John Laughland

Travel: The charms of le barroux 

issue 28 January 2012

If you are looking for an undiscovered part of Provence, then you can forget about Le Barroux. Apart from the fact that both Petrarch and Pope Clement V spent their summers nearby in the 14th century, the pretty hilltop village topped by its disproportionately large castle has been the holiday destination of members of the British social stratosphere for generations. The Anglo-French descendants of Axel Munthe, the Swedish author of the spectacularly successful Story of San Michele — perhaps the first example of escapist travel literature — have a very beautiful house in the village, as did Prince Charles’s godmother. The Dowager Marchioness of Salisbury is just down the hill.

It is not difficult to see why.
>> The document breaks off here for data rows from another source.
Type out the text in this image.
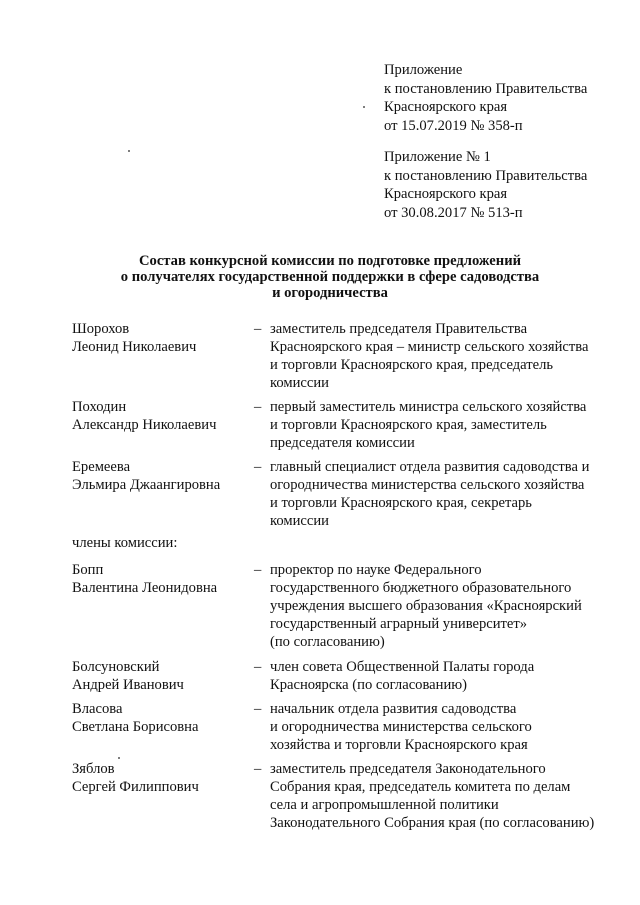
Приложение
к постановлению Правительства
Красноярского края
от 15.07.2019 № 358-п
Приложение № 1
к постановлению Правительства
Красноярского края
от 30.08.2017 № 513-п
Состав конкурсной комиссии по подготовке предложений
о получателях государственной поддержки в сфере садоводства
и огородничества
Шорохов
Леонид Николаевич
– заместитель председателя Правительства
Красноярского края – министр сельского хозяйства
и торговли Красноярского края, председатель
комиссии
Походин
Александр Николаевич
– первый заместитель министра сельского хозяйства
и торговли Красноярского края, заместитель
председателя комиссии
Еремеева
Эльмира Джаангировна
– главный специалист отдела развития садоводства и
огородничества министерства сельского хозяйства
и торговли Красноярского края, секретарь
комиссии
члены комиссии:
Бопп
Валентина Леонидовна
– проректор по науке Федерального
государственного бюджетного образовательного
учреждения высшего образования «Красноярский
государственный аграрный университет»
(по согласованию)
Болсуновский
Андрей Иванович
– член совета Общественной Палаты города
Красноярска (по согласованию)
Власова
Светлана Борисовна
– начальник отдела развития садоводства
и огородничества министерства сельского
хозяйства и торговли Красноярского края
Зяблов
Сергей Филиппович
– заместитель председателя Законодательного
Собрания края, председатель комитета по делам
села и агропромышленной политики
Законодательного Собрания края (по согласованию)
The département, Vaucluse, derives its name from vallis clausa or ‘closed valley’, the name given to the largest spring in France at Fontaine de Vaucluse nearby. But the term is also understood to refer to the numerous subterranean grottoes which provide water even during the summer. Irrigated as well by rivers large and small, from the Rhône to the Sorgue and the Nesque, and rained on profusely by the clouds which gather over Mont Ventoux and the stunningly delicate Dentelles de Montmirail, Le Barroux and the surrounding countryside are as green and lush in August as on a fresh spring morning. They have none of the heavy and dusty stillness of the neighbouring Var, where the dog days of summer are more a source of suffering than pleasure.

Even before the 14th century, the area was celebrated and coveted. The Comtat Venaissin, as it is known, was ceded to the Pope by the King of France in 1274 and remained a papal fiefdom until its incorporation back into France at the French Revolution.